事業のカーボンニュートラルで問題となるロジスティクス事業は、燃料と使用エネルギーを脱炭素化、もしくはクレジットによる排出ネットゼロで達成しています。使用するエネルギーは、風力、波力、太陽エネルギーに移行しています。又、検証済みカーボンクレジットを使用して、削減できないカーボンを相殺しています。日本では殆ど意識されていませんが、排出枠(権)の規定がない産業で自主的炭素市場から安価に長期で炭素クレジットを購入するスキームはカーボンニュートラル達成に大変重要な要素になっています。
▶ https://www.kitepackaging.co.uk/blog/kite-delivers-on-being-carbon-neutral-in-2021/
米国ワシントン州のタイヤリサイクル会社である「Prism Worldwide LLC」が「使用済みタイヤを再生ゴム又はプラスチックポリマーに変換する技術を開発(特許取得済み)」し、新たに外部から1,050万ドルの資金を調達した事が伝わっています。リサイクルされたゴムは「Prism Thermoplastic Rubber (PTR)」と呼ばれ、「ゴム又はプラスチックの製品の原料として供給する事ができる」、「最も効率的でクリーンなタイヤリサイクル技術で、需要の高い材料の再生と二酸化炭素排出量削減に貢献し、業界に大きな変革をもたらす」、としています。技術的には硫化物の「橋(鎖)」を「分解(破壊)」するのではなく、「再調整反応」をするだけでポリマーの鎖を保ったまま再生する、という方法のようです。調達資金は、新たに同技術の研究開発と商業利用の為に使われるようです。
▶ https://prismww.com/
米国とインドの地方紙がマイクロプラスチックの汚染について伝えています。マイクロプラスチックは河川や海洋に広く存在し、酒類、塩、甲殻類、或いは飲料水などの食品や飲料に広く存在しています。Friends of the Earthの報告によると、場所にもよりますが、人は1週間に5グラム程度のプラスチックを(体内に)消費している、という事です。5gというのは、クレジットカードの1枚相当の量です。インドのグジャラート州でも、科学者を中心に調査が行われ、塩の中に多くのマイクロプラスチックが混入しているというデータが出た事が報道されています。グジャラート州はインドの76%の塩を生産しています。
▶ https://www.cleveland.com/letters/2021/08/plastic-waste-is-a-huge-problem-making-profits-for-companies-but-no-one-else.html
▶ https://timesofindia.indiatimes.com/city/ahmedabad/plastic-in-salt-study-calls-for-better-processing/articleshow/85021387.cms
▶ https://timesofindia.indiatimes.com/city/ahmedabad/using-salt-you-are-taking-a-pinch-of-plastic/articleshow/85020552.cms
ゼロカーボンリチウムを生産するオーストリア/ドイツの「バルカンエナジー(Vulcan Energy)」が、ルノーとのオフテイク契約を発表しています。
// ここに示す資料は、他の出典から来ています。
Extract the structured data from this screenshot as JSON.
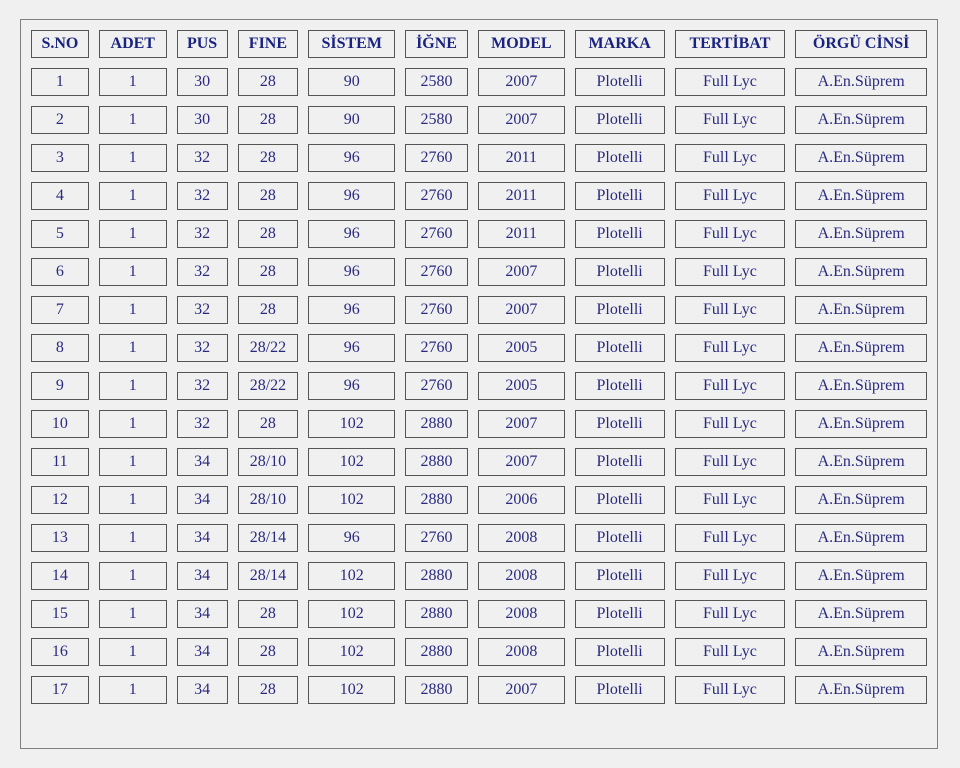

このオフテイク契約によって、バルカンエナジーがルノーに5年間リチウムを供給します。ルノーグループは2026年からドイツの地熱ブライン鉱床から年間6,000~17,000トンのリチウムを受け取る予定です。バルカンエナジーは先週、韓国の「LGエナジーソリューション(LGES)」とのリチウム供給の契約を結んでいます。LGESは、ポーランドのバッテリーセル工場で水酸化リチウムを処理することが出来、バルカンは2024年半ば迄に約5,000トンの水酸化リチウムを供給する予定です。LGESのバッテリーはルノーの電気自動車に搭載される可能性があります。各国と各地でギガ工場が相次いで発表されており、コバルトとリチウムの供給は現実的にその量をカバーできないと言われています。